The question I have been asking people is:
“How are you feeling about going back into the office?”
The response has been greatly divided.
After pondering this divide, I’ve realized that’s it’s mainly related to whether someone is introverted or extroverted.
Introverts get their energy from themselves, so a classic response is, “I am very happy and productive working from home and have no desire to go back to the office.”
Extroverts get their energy from others, so a typical response is, “I can’t wait to be around people again. It helps me to work more productively and is more engaging for me.”
Now, for anyone in a leadership role, transitioning your team back into the office will have its challenges.
Not only do you have to navigate a hybrid work model, but you also have to navigate reactions that both introverts and extroverts will have to this transition.
So here are some tips and things to remember as you adjust your style to meet the needs of all work styles on your team.
Let’s start with extroverts since they are typically happy to return to the office in some capacity.
The extroverts on your team can be your biggest ally on days when you are back in the office.
Here are some of their strengths that you can leverage…
- Comfortable with verbal communication and can be very helpful during a debate, discussion, or brainstorming session
- Sociable and outgoing and will be welcoming to everyone on the team
- Energized when working with others and highly productive in a social setting
- Comfortable working in environments that can be noisy or busy
In contrast, some of the introverts on your team may resent coming back into the office. So, it’s important not to judge their reaction but to be understanding and supportive.
Here are some things to remember about how introverts prefer to work…
- Independent and self-sufficient, so don’t need teamwork to feel motivated
- Reflective and like to take information and process it before responding to a question
- Thoughtful and typically prefer to share their insights one-on-one rather than in a large group
- Analytical and prefer a working environment that is quiet which allows them to concentrate and problem solve
So, to manage the people on your team who are introverted, here are some ideas:
- Provide them with time to respond. Introverts appreciate time to respond to a question in an email where they can fully think about their response. So, don’t bombard them with a plethora of questions in a meeting and expect a fully thought-through answer in real-time.
- Be empathetic. Coming back to the office may cause anxiety for introverts. They are letting go of a comfortable, quiet routine at home and heading into a busy social setting.

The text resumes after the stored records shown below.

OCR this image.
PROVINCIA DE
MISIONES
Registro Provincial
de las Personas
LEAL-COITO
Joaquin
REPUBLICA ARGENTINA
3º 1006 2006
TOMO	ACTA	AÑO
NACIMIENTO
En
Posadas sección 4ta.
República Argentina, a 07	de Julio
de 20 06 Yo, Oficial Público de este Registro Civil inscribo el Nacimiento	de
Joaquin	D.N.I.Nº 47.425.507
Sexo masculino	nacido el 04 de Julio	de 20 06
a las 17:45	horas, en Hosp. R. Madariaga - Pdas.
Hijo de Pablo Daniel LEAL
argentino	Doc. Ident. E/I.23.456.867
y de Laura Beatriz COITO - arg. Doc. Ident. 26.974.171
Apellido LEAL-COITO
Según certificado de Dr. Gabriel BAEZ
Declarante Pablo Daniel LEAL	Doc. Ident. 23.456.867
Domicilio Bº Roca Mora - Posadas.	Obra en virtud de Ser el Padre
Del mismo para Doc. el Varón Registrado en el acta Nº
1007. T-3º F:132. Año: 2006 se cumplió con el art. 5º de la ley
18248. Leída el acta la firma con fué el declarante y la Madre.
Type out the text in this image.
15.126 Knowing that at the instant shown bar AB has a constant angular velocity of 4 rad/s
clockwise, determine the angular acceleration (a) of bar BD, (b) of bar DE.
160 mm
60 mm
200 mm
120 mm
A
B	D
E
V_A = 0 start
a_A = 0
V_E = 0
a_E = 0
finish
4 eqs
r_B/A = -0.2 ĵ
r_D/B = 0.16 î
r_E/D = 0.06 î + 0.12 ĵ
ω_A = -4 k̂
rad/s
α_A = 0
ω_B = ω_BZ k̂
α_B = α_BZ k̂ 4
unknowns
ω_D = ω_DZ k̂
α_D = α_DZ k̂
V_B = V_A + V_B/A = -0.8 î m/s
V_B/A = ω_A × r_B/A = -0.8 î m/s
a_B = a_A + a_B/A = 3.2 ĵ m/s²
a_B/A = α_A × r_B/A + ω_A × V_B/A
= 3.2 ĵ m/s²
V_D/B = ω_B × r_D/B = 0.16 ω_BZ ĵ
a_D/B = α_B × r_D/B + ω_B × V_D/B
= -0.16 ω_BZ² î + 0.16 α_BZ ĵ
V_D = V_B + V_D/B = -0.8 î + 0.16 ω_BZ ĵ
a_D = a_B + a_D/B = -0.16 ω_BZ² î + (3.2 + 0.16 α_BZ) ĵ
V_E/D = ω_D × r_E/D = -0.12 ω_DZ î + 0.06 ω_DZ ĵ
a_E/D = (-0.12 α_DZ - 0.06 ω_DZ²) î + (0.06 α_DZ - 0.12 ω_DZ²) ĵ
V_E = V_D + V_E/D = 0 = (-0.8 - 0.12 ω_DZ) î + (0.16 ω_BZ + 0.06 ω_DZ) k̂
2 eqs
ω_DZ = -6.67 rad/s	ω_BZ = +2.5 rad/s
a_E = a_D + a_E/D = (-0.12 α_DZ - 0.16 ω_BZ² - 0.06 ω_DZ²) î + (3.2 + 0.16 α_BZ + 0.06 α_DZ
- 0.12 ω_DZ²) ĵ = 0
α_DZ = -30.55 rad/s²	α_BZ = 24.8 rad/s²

- Provide time for quiet work. Just because everyone is back in the office doesn’t mean that you need to be working collaboratively all the time. Introverts do their best work when they have space and time to themselves.
Whether your direct reports are introverted or extroverted, everyone brings a unique skill set, approach, and value to the team.
The goal of every leader is to have a diverse team.
You need both work styles to be balanced and effective.
Neither style is good or bad…they are just different.
Remembering this will really help you to balance the needs and strengths of the people on your team as you navigate the challenges of a hybrid workplace model.